The North Carolina Trappers Association (NCTA) is a non-profit organization that was established in 1972. It's main purpose is to unite the state’s trappers, to assist the NC Wildlife Resources Commission in its management and conservation of wild furbearer species, and to preserve and promote responsible trapping.
Along with preserving and promoting responsible trapping, some of the NCTA’s goals are:
To establish responsible trapping seasons with fair and impartial laws for the harvesting of furbearers
To educate trappers in proper trapping techniques, safety, and woodland skills
To develop better relationships between landowners and trappers
To promote the conscientious use of natural renewable resources
To help conserve our wildlife and to preserve their natural habitat
Educating the public on Best Management Practices regarding improvements to trapping tools and techniques, will help others understand that trapping activities are humane.
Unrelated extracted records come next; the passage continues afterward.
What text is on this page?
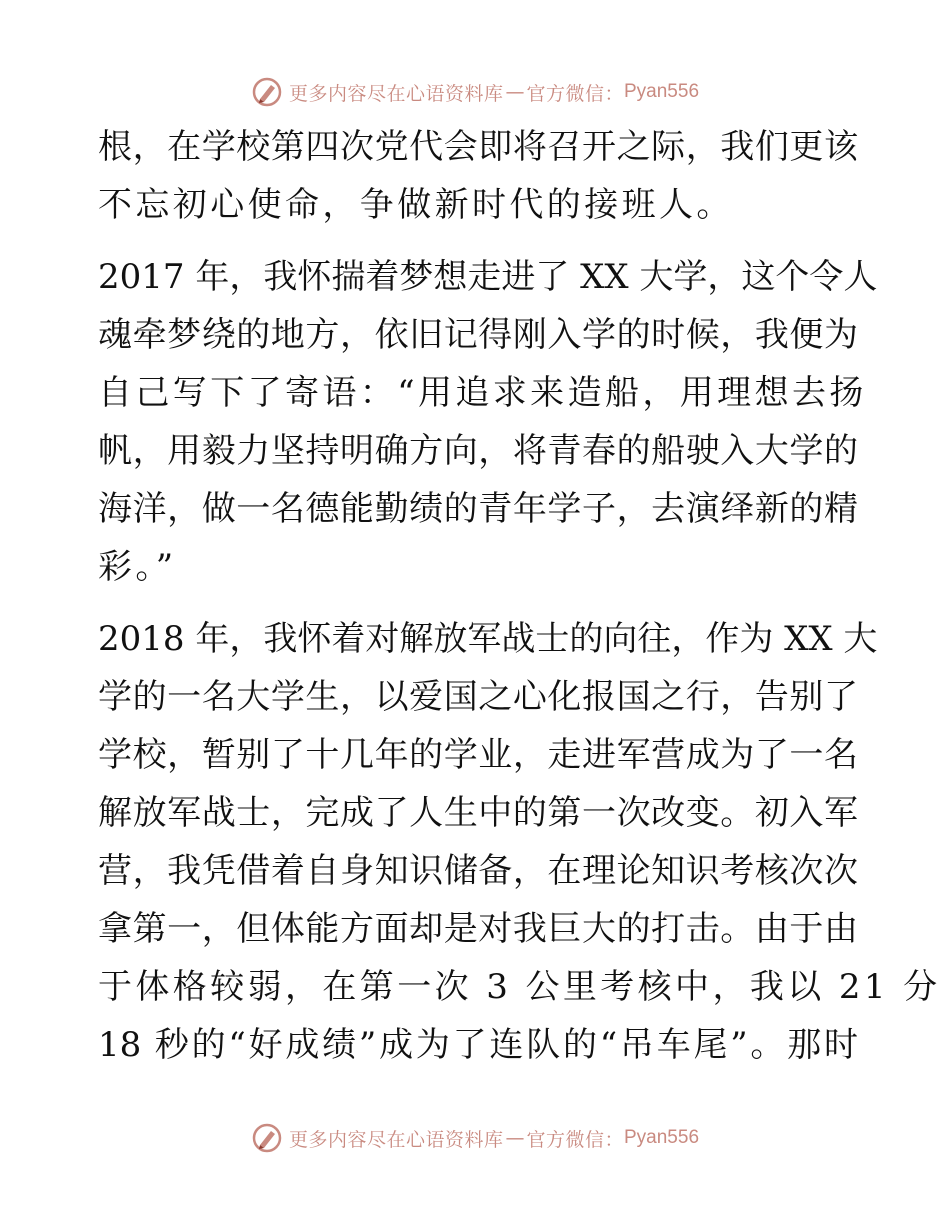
更多内容尽在心语资料库 — 官方微信： Pyan556
根，在学校第四次党代会即将召开之际，我们更该
不忘初心使命，争做新时代的接班人。
2017 年，我怀揣着梦想走进了 XX 大学，这个令人
魂牵梦绕的地方，依旧记得刚入学的时候，我便为
自己写下了寄语：“用追求来造船，用理想去扬
帆，用毅力坚持明确方向，将青春的船驶入大学的
海洋，做一名德能勤绩的青年学子，去演绎新的精
彩。”
2018 年，我怀着对解放军战士的向往，作为 XX 大
学的一名大学生，以爱国之心化报国之行，告别了
学校，暂别了十几年的学业，走进军营成为了一名
解放军战士，完成了人生中的第一次改变。初入军
营，我凭借着自身知识储备，在理论知识考核次次
拿第一，但体能方面却是对我巨大的打击。由于由
于体格较弱，在第一次 3 公里考核中，我以 21 分
18 秒的“好成绩”成为了连队的“吊车尾”。那时
更多内容尽在心语资料库 — 官方微信： Pyan556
Providing facts to dispel myths that trapping is cruel, and demonstrate how effective trapping is as a wildlife management tool, costing taxpayers little to nothing to resolve human/wildlife conflicts (e.g. beaver flooding houses/roads, coyotes killing livestock, muskrats burrowing/digging in pond dams etc.).
NCTA continues to support the National Trappers Association, the Fur Takers of America, and Sportsmen's Alliance as an affiliate, contributing financially each year.
The NCTA is managed by the Board of Directors elected annually with general supervision of all activities being governed as directed by the Constitution And Bylaws (here) adopted by a two-thirds majority vote of the general membership.